Calc_Dist <- function (long1, lat1, long2, lat2)
{
rad <- pi/180
a1 <- lat1 * rad
a2 <- long1 * rad
b1 <- lat2 * rad
b2 <- long2 * rad
dlon <- b2 - a2
dlat <- b1 - a1
a <- (sin(dlat/2))^2 + cos(a1) * cos(b1) * (sin(dlon/2))^2
c <- 2 * atan2(sqrt(a), sqrt(1 - a))
R <- 6378.145
d <- R * c
return(d)
}
我的目标是对相关矩阵进行子集化,使其仅包含相距超过 500 英里的邮政编码(目前距离计算以公里为单位输出,但可以轻松更改并且现在不重要)。越便宜越好,因为我可能必须使用更大的相关矩阵 (~10000 x 10000) 来执行此操作。有什么建议吗?
提前致谢, 本
必须使用该距离函数是否很重要?我认为 dist 应该更有效率。
#Making your zip.table a data.table helps us with speed
library(reshape)
library(data.table)
setDT(zip.table)
#Calculate distance matrix and put into table form
setorder(zip.dist,zip)
zip.dist <- dist(zip.table[,.(longitude=abs(longitude),latitude)])

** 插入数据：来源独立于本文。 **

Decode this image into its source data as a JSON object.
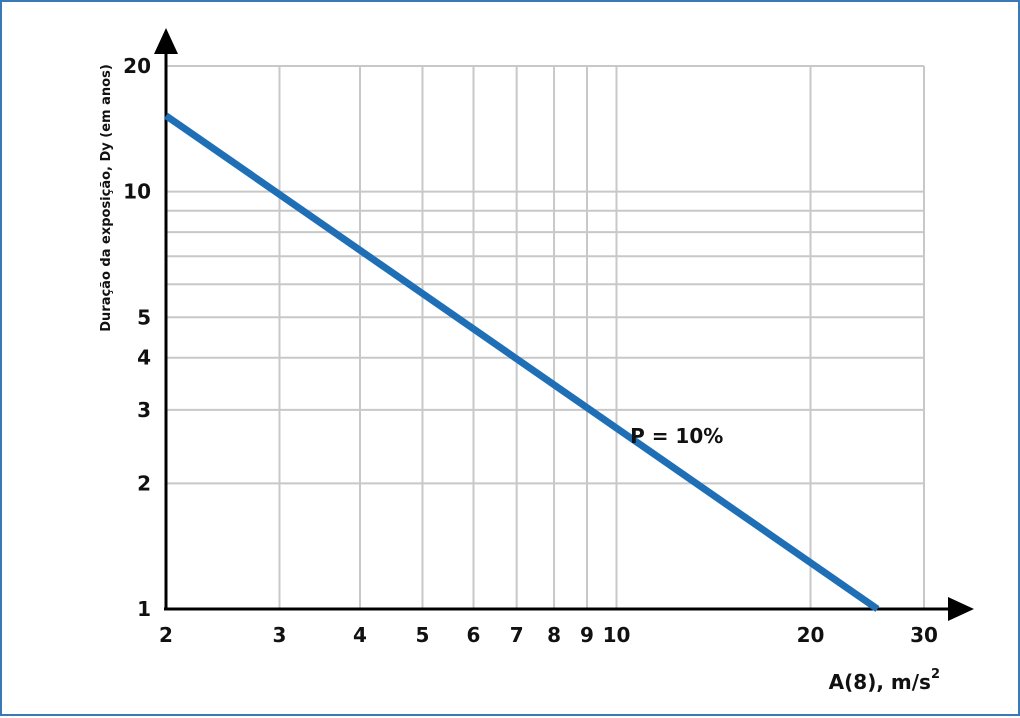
{
  "chart_data": {
    "type": "line",
    "x_scale": "log",
    "y_scale": "log",
    "xlim": [
      2,
      30
    ],
    "ylim": [
      1,
      20
    ],
    "x_ticks": [
      2,
      3,
      4,
      5,
      6,
      7,
      8,
      9,
      10,
      20,
      30
    ],
    "y_ticks": [
      1,
      2,
      3,
      4,
      5,
      10,
      20
    ],
    "x_tick_labels": [
      "2",
      "3",
      "4",
      "5",
      "6",
      "7",
      "8",
      "9",
      "10",
      "20",
      "30"
    ],
    "y_tick_labels": [
      "1",
      "2",
      "3",
      "4",
      "5",
      "10",
      "20"
    ],
    "x_grid": [
      3,
      4,
      5,
      6,
      7,
      8,
      9,
      10,
      20,
      30
    ],
    "y_grid": [
      2,
      3,
      4,
      5,
      6,
      7,
      8,
      9,
      10,
      20
    ],
    "ylabel": "Duração da exposição, Dy (em anos)",
    "xlabel": "A(8), m/s",
    "xlabel_superscript": "2",
    "grid": true,
    "series": [
      {
        "name": "P = 10%",
        "color": "#1f6fb7",
        "x": [
          2,
          25.4
        ],
        "y": [
          15.2,
          1.0
        ]
      }
    ],
    "annotations": [
      {
        "text": "P = 10%",
        "x": 12.4,
        "y": 2.6
      }
    ]
  }
}
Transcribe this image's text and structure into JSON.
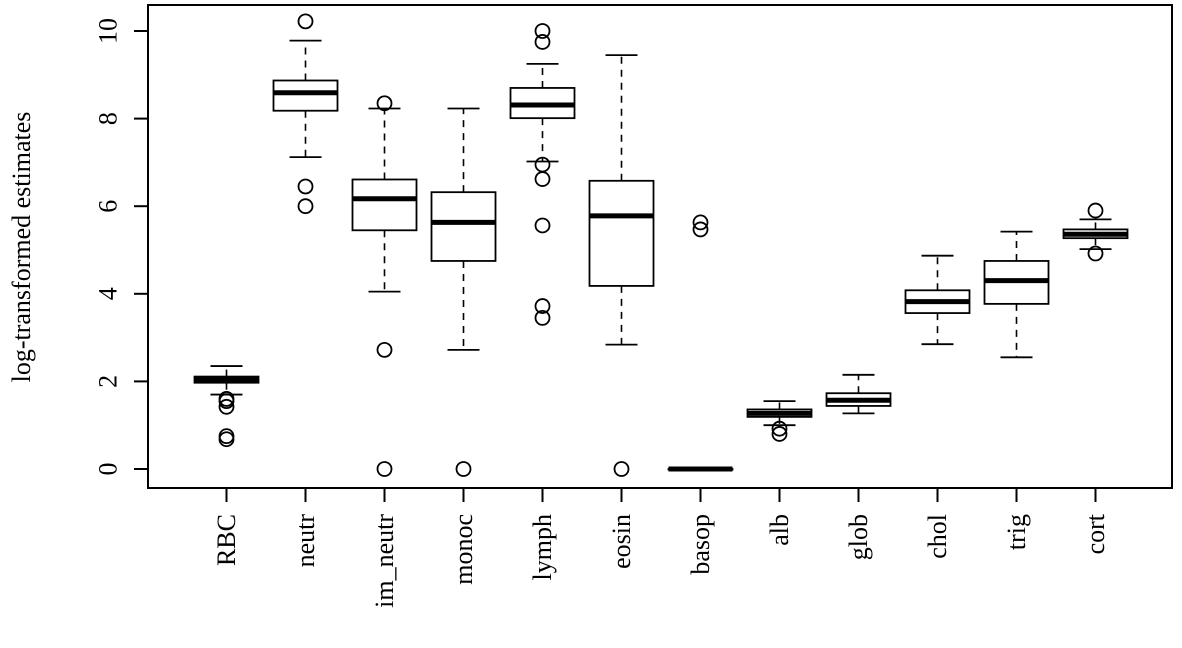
{
  "chart_data": {
    "type": "boxplot",
    "ylabel": "log-transformed estimates",
    "ylim": [
      -0.4,
      10.7
    ],
    "yticks": [
      0,
      2,
      4,
      6,
      8,
      10
    ],
    "grid": false,
    "categories": [
      "RBC",
      "neutr",
      "im_neutr",
      "monoc",
      "lymph",
      "eosin",
      "basop",
      "alb",
      "glob",
      "chol",
      "trig",
      "cort"
    ],
    "boxes": [
      {
        "category": "RBC",
        "whisker_low": 1.7,
        "q1": 1.97,
        "median": 2.04,
        "q3": 2.11,
        "whisker_high": 2.35,
        "outliers": [
          1.6,
          1.55,
          1.42,
          0.75,
          0.68
        ]
      },
      {
        "category": "neutr",
        "whisker_low": 7.12,
        "q1": 8.18,
        "median": 8.59,
        "q3": 8.87,
        "whisker_high": 9.78,
        "outliers": [
          10.22,
          6.45,
          6.0
        ]
      },
      {
        "category": "im_neutr",
        "whisker_low": 4.05,
        "q1": 5.45,
        "median": 6.17,
        "q3": 6.61,
        "whisker_high": 8.23,
        "outliers": [
          8.35,
          2.72,
          0.0
        ]
      },
      {
        "category": "monoc",
        "whisker_low": 2.72,
        "q1": 4.75,
        "median": 5.63,
        "q3": 6.32,
        "whisker_high": 8.23,
        "outliers": [
          0.0
        ]
      },
      {
        "category": "lymph",
        "whisker_low": 7.02,
        "q1": 8.01,
        "median": 8.31,
        "q3": 8.7,
        "whisker_high": 9.25,
        "outliers": [
          10.0,
          9.75,
          6.95,
          6.62,
          5.56,
          3.72,
          3.45
        ]
      },
      {
        "category": "eosin",
        "whisker_low": 2.84,
        "q1": 4.18,
        "median": 5.78,
        "q3": 6.58,
        "whisker_high": 9.45,
        "outliers": [
          0.0
        ]
      },
      {
        "category": "basop",
        "whisker_low": 0.0,
        "q1": 0.0,
        "median": 0.0,
        "q3": 0.0,
        "whisker_high": 0.0,
        "outliers": [
          5.63,
          5.47
        ]
      },
      {
        "category": "alb",
        "whisker_low": 1.0,
        "q1": 1.19,
        "median": 1.27,
        "q3": 1.36,
        "whisker_high": 1.55,
        "outliers": [
          0.92,
          0.8
        ]
      },
      {
        "category": "glob",
        "whisker_low": 1.27,
        "q1": 1.44,
        "median": 1.57,
        "q3": 1.73,
        "whisker_high": 2.15,
        "outliers": []
      },
      {
        "category": "chol",
        "whisker_low": 2.85,
        "q1": 3.56,
        "median": 3.82,
        "q3": 4.08,
        "whisker_high": 4.87,
        "outliers": []
      },
      {
        "category": "trig",
        "whisker_low": 2.55,
        "q1": 3.77,
        "median": 4.3,
        "q3": 4.75,
        "whisker_high": 5.42,
        "outliers": []
      },
      {
        "category": "cort",
        "whisker_low": 5.02,
        "q1": 5.27,
        "median": 5.36,
        "q3": 5.47,
        "whisker_high": 5.7,
        "outliers": [
          5.9,
          4.92
        ]
      }
    ]
  }
}
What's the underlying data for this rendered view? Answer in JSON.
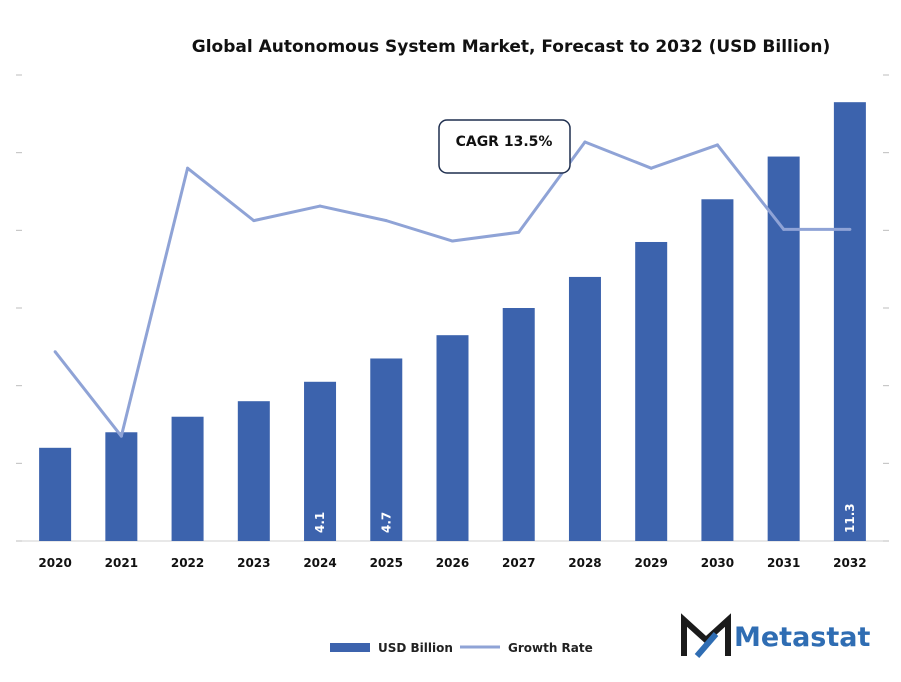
{
  "chart_data": {
    "type": "bar",
    "title": "Global Autonomous System Market, Forecast to 2032 (USD Billion)",
    "categories": [
      "2020",
      "2021",
      "2022",
      "2023",
      "2024",
      "2025",
      "2026",
      "2027",
      "2028",
      "2029",
      "2030",
      "2031",
      "2032"
    ],
    "series": [
      {
        "name": "USD Billion",
        "type": "bar",
        "color": "#3c63ad",
        "values": [
          2.4,
          2.8,
          3.2,
          3.6,
          4.1,
          4.7,
          5.3,
          6.0,
          6.8,
          7.7,
          8.8,
          9.9,
          11.3
        ],
        "labels": [
          "",
          "",
          "",
          "",
          "4.1",
          "4.7",
          "",
          "",
          "",
          "",
          "",
          "",
          "11.3"
        ]
      },
      {
        "name": "Growth Rate",
        "type": "line",
        "color": "#8fa3d6",
        "values": [
          6.5,
          3.6,
          12.8,
          11.0,
          11.5,
          11.0,
          10.3,
          10.6,
          13.7,
          12.8,
          13.6,
          10.7,
          10.7
        ]
      }
    ],
    "ylim": [
      0,
      12
    ],
    "y2lim": [
      0,
      16
    ],
    "annotations": [
      {
        "text": "CAGR 13.5%"
      }
    ],
    "legend_position": "bottom-center",
    "grid": false
  },
  "brand": {
    "name": "Metastat",
    "color": "#2f6db3"
  }
}
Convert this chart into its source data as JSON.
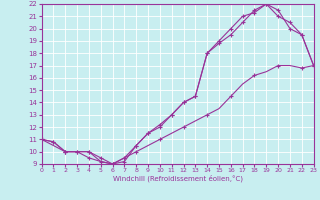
{
  "xlabel": "Windchill (Refroidissement éolien,°C)",
  "xlim": [
    0,
    23
  ],
  "ylim": [
    9,
    22
  ],
  "yticks": [
    9,
    10,
    11,
    12,
    13,
    14,
    15,
    16,
    17,
    18,
    19,
    20,
    21,
    22
  ],
  "xticks": [
    0,
    1,
    2,
    3,
    4,
    5,
    6,
    7,
    8,
    9,
    10,
    11,
    12,
    13,
    14,
    15,
    16,
    17,
    18,
    19,
    20,
    21,
    22,
    23
  ],
  "background_color": "#c8eef0",
  "grid_color": "#ffffff",
  "line_color": "#993399",
  "line1_x": [
    0,
    1,
    2,
    3,
    4,
    5,
    6,
    7,
    8,
    9,
    10,
    11,
    12,
    13,
    14,
    15,
    16,
    17,
    18,
    19,
    20,
    21,
    22,
    23
  ],
  "line1_y": [
    11,
    10.8,
    10,
    10,
    10,
    9.2,
    9,
    9.2,
    10.5,
    11.5,
    12.2,
    13,
    14,
    14.5,
    18,
    18.8,
    19.5,
    20.5,
    21.5,
    22,
    21.5,
    20,
    19.5,
    17
  ],
  "line2_x": [
    0,
    1,
    2,
    3,
    4,
    5,
    6,
    7,
    8,
    9,
    10,
    11,
    12,
    13,
    14,
    15,
    16,
    17,
    18,
    19,
    20,
    21,
    22,
    23
  ],
  "line2_y": [
    11,
    10.8,
    10,
    10,
    10,
    9.5,
    9,
    9.5,
    10.5,
    11.5,
    12,
    13,
    14,
    14.5,
    18,
    19,
    20,
    21,
    21.3,
    22,
    21,
    20.5,
    19.5,
    17
  ],
  "line3_x": [
    0,
    1,
    2,
    3,
    4,
    5,
    6,
    7,
    8,
    9,
    10,
    11,
    12,
    13,
    14,
    15,
    16,
    17,
    18,
    19,
    20,
    21,
    22,
    23
  ],
  "line3_y": [
    11,
    10.5,
    10,
    10,
    9.5,
    9.2,
    9,
    9.5,
    10,
    10.5,
    11,
    11.5,
    12,
    12.5,
    13,
    13.5,
    14.5,
    15.5,
    16.2,
    16.5,
    17,
    17,
    16.8,
    17
  ]
}
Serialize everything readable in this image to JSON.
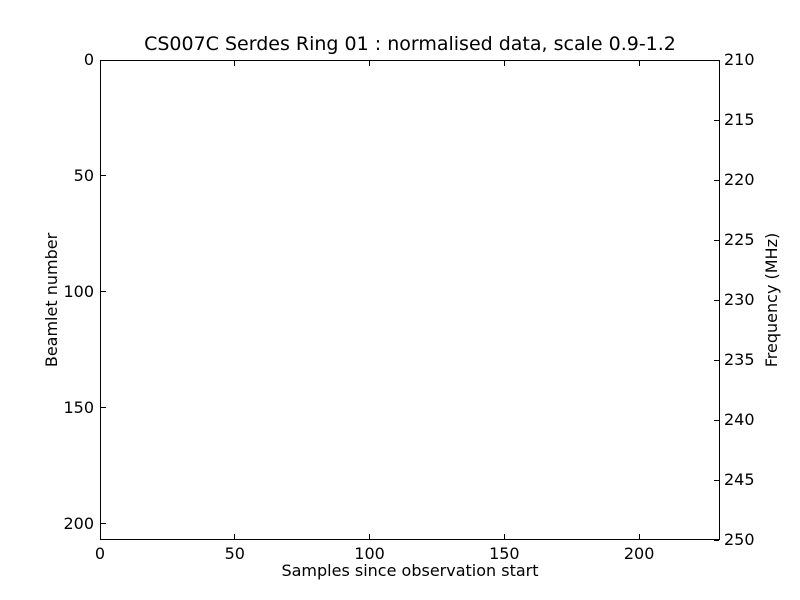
{
  "chart_data": {
    "type": "heatmap",
    "title": "CS007C Serdes Ring 01 : normalised data, scale 0.9-1.2",
    "xlabel": "Samples since observation start",
    "ylabel_left": "Beamlet number",
    "ylabel_right": "Frequency (MHz)",
    "xlim": [
      0,
      230
    ],
    "ylim_left": [
      0,
      207
    ],
    "ylim_right": [
      210,
      250
    ],
    "xticks": [
      0,
      50,
      100,
      150,
      200
    ],
    "yticks_left": [
      0,
      50,
      100,
      150,
      200
    ],
    "yticks_right": [
      210,
      215,
      220,
      225,
      230,
      235,
      240,
      245,
      250
    ],
    "values": [],
    "grid": false,
    "legend": false
  },
  "colors": {
    "foreground": "#000000",
    "background": "#ffffff"
  }
}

zip.dist <- as.matrix(zip.dist)
zip.dist <- melt(zip.dist)[melt(upper.tri(zip.dist))$value,]
setDT(zip.dist)
setnames(zip.dist,c("zip1", "zip2", "distance"))
#Do a very similar procedure with your correlation matrix
#It is important that you sorted your zip.table by zip before applying `cor`
zip.corr <- as.matrix(zip.corr)
zip.corr <- melt(zip.corr)[melt(upper.tri(zip.corr))$value,]
setDT(zip.corr)
setnames(zip.corr,c("zip1", "zip2", "cor"))
#Subset zip.dist to only include zip codes more than 500 miles apart
zip.dist <- zip.dist[distance*69 > 500] #69 mile ~ 1 degreen lat/lon
#Merge together
setkey(zip.dist,zip1,zip2)
setkey(zip.corr,zip1,zip2)
result.table <- zip.dist[zip.corr, nomatch=0]
由于这些地方都非常接近彼此,我认为使用欧几里德距离不会损失太多。特别是因为它是一个lat/lon在一个大县里。